When the example pattern is globbed against the filesystem, it will find the following files or similar:

/share/projects/troy/houdini/tex/2/armour.1001_01-01.sword.jpg
/share/projects/troy/houdini/tex/2/armour.1001_01-02.sword.jpg
/share/projects/troy/houdini/tex/2/armour.1002_01-01.sword.jpg
/share/projects/troy/houdini/tex/2/armour.1002_01-02.sword.jpg
/share/projects/troy/houdini/tex/2/armour.1001_01-01.shield.jpg
/share/projects/troy/houdini/tex/2/armour.1001_01-02.shield.jpg
/share/projects/troy/houdini/tex/2/armour.1002_01-01.shield.jpg
/share/projects/troy/houdini/tex/2/armour.1002_01-02.shield.jpg

The regular expression mentioned above is on a parameter that is exposed to the user: asset_regex. It is locked by default, but a TD may choose to modify it if the default doesn't find everything, or finds too much.

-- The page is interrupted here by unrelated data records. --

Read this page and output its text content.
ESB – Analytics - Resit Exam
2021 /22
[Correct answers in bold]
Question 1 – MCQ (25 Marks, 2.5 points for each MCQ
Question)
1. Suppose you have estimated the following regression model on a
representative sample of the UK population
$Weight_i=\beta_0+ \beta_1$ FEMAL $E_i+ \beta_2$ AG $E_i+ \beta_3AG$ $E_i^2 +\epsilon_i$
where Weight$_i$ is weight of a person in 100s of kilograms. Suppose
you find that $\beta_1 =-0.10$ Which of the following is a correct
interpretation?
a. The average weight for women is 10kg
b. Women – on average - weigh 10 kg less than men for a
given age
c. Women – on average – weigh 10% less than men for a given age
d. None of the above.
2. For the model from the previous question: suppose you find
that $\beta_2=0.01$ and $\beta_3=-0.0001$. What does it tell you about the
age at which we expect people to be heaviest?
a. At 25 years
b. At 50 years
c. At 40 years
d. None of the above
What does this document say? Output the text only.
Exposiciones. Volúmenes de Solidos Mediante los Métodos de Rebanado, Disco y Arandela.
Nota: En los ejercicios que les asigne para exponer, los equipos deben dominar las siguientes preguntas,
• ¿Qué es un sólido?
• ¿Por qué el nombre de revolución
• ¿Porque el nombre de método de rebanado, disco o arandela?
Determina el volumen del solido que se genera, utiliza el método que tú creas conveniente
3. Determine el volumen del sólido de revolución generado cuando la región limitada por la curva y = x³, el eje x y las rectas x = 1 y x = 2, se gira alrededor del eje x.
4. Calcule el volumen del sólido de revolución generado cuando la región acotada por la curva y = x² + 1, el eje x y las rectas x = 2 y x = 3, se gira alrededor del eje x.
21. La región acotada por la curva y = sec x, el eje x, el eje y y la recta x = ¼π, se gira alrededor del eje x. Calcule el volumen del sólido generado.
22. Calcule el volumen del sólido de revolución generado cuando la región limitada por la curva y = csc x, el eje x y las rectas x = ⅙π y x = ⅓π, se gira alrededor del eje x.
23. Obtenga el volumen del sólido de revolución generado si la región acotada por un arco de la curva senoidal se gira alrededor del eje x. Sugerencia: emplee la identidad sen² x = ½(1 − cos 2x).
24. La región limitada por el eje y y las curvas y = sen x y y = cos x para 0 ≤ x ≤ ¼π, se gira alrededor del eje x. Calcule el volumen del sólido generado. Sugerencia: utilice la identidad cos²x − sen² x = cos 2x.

The best way to check the results of the asset scan is to look in the preview panel and click the do_asset_scan button. Then scroll down to the upload_files section to see the results.

Exclusions

Since the asset scan operation is based on Houdini's fileReferences() method, it can sometimes find files that are not needed for the submission. To ignore those files, use the Asset scan excludes parameter to enter a list of exclusion patterns. These are Unix-style wildcard patterns and should be separated by commas.

Pattern Meaning
* matches everything
? matches any single character
[seq] matches any character in seq
[!seq] matches any character not in seq

For example, to exclude files ending with sword.jpg and files in any folder called backups, use the following pattern:

*sword.jpg, */backups/*